Das war ein so altmeisterlich souveränes Musizieren, das aber keinen Moment Routine kannte, wo es nicht um Selbstdarstellung, sondern um Kompositionsauslotung ging. Und als Hörer tauchte man ein in diesem wonnigen Schwall, und schwebte doch immer oben, nie erschlagen, nur getragen. Auch wenn – natürlich – das Wagner gedenkende Adagio das Herzstück des Viersätzers war, es zeichnet Dirigent und Musiker aus, dass die Sinfonie eigentlich in jedem Takt als Ganzes erstand: ein Werden und Wollen, Erscheinen und Vergehen. Das baute sich freilich ohne jede Eitelkeit und Dünkel auf, scheinbar organisch, atemraubend majestätisch schön, aber nie kalt erhaben.
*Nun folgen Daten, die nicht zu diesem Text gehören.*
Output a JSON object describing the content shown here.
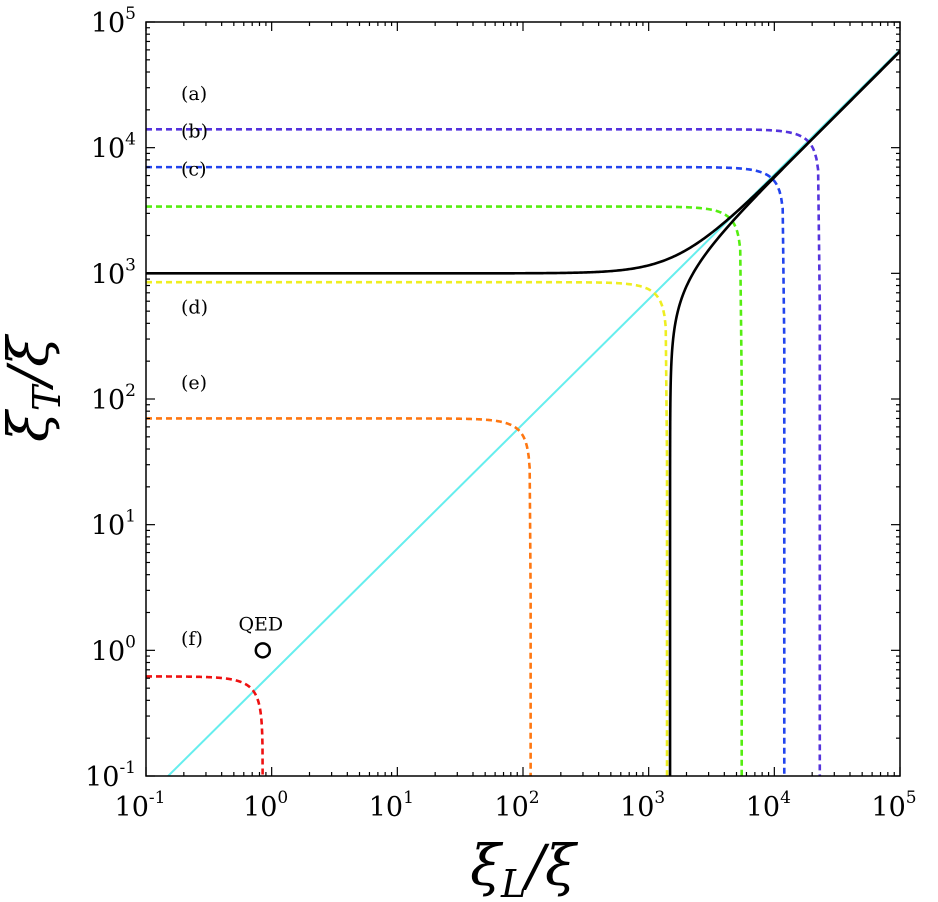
{
  "chart_data": {
    "type": "line",
    "title": "",
    "xlabel": "ξ_L/ξ",
    "ylabel": "ξ_T/ξ",
    "x_scale": "log",
    "y_scale": "log",
    "xlim": [
      0.1,
      100000
    ],
    "ylim": [
      0.1,
      100000
    ],
    "grid": false,
    "x_ticks": [
      {
        "base": "10",
        "exp": "-1",
        "value": 0.1
      },
      {
        "base": "10",
        "exp": "0",
        "value": 1
      },
      {
        "base": "10",
        "exp": "1",
        "value": 10
      },
      {
        "base": "10",
        "exp": "2",
        "value": 100
      },
      {
        "base": "10",
        "exp": "3",
        "value": 1000
      },
      {
        "base": "10",
        "exp": "4",
        "value": 10000
      },
      {
        "base": "10",
        "exp": "5",
        "value": 100000
      }
    ],
    "y_ticks": [
      {
        "base": "10",
        "exp": "-1",
        "value": 0.1
      },
      {
        "base": "10",
        "exp": "0",
        "value": 1
      },
      {
        "base": "10",
        "exp": "1",
        "value": 10
      },
      {
        "base": "10",
        "exp": "2",
        "value": 100
      },
      {
        "base": "10",
        "exp": "3",
        "value": 1000
      },
      {
        "base": "10",
        "exp": "4",
        "value": 10000
      },
      {
        "base": "10",
        "exp": "5",
        "value": 100000
      }
    ],
    "series": [
      {
        "label": "(a)",
        "style": "dashed",
        "color": "#5533dd",
        "x_max": 23000,
        "y_max": 14000,
        "label_x": 0.19,
        "label_y": 24000
      },
      {
        "label": "(b)",
        "style": "dashed",
        "color": "#2244ee",
        "x_max": 12000,
        "y_max": 7000,
        "label_x": 0.19,
        "label_y": 12000
      },
      {
        "label": "(c)",
        "style": "dashed",
        "color": "#55ee11",
        "x_max": 5500,
        "y_max": 3400,
        "label_x": 0.19,
        "label_y": 6000
      },
      {
        "label": "(d)",
        "style": "dashed",
        "color": "#eeee22",
        "x_max": 1400,
        "y_max": 850,
        "label_x": 0.19,
        "label_y": 480
      },
      {
        "label": "(e)",
        "style": "dashed",
        "color": "#ff7711",
        "x_max": 115,
        "y_max": 70,
        "label_x": 0.19,
        "label_y": 120
      },
      {
        "label": "(f)",
        "style": "dashed",
        "color": "#ee1111",
        "x_max": 0.85,
        "y_max": 0.62,
        "label_x": 0.19,
        "label_y": 1.1
      }
    ],
    "black_curves": {
      "color": "#000000",
      "asymptote": 1000,
      "x_max": 100000
    },
    "diagonal": {
      "color": "#66eeee",
      "x": [
        0.15,
        100000
      ],
      "y": [
        0.1,
        60000
      ]
    },
    "annotations": [
      {
        "text": "QED",
        "x": 0.85,
        "y": 1.0,
        "marker": "open-circle"
      }
    ]
  }
}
Das floss, das pulsierte, das atmete warm und stand doch da, unsichtbar, als abstraktes und dabei plastisches, scheinbar zu greifendes Ganzes. Allein wie Muti Schlusstöne abtreppt, verhauchen und verschwinden ließ – meisterhaft. Die von Rainer Honeck angeführten Streicher als golden fülliges Fundament, die niemals zackigen Bläser, überkuppelten von den Wagnertuben. Und das alles auf diesen unnachahmlich Wienerische Art eben nicht überperfekt, als makelloses Kollektiv, sondern immer die Individuen spüren lassend. Und von Riccardo Muti mit Lässigkeit und ohne jedes Hetzen ausgelotet. Nur in den letzten beiden Sätzen zeigte er auch mal mit packendem Grimm seine weißen Zähne. Toll!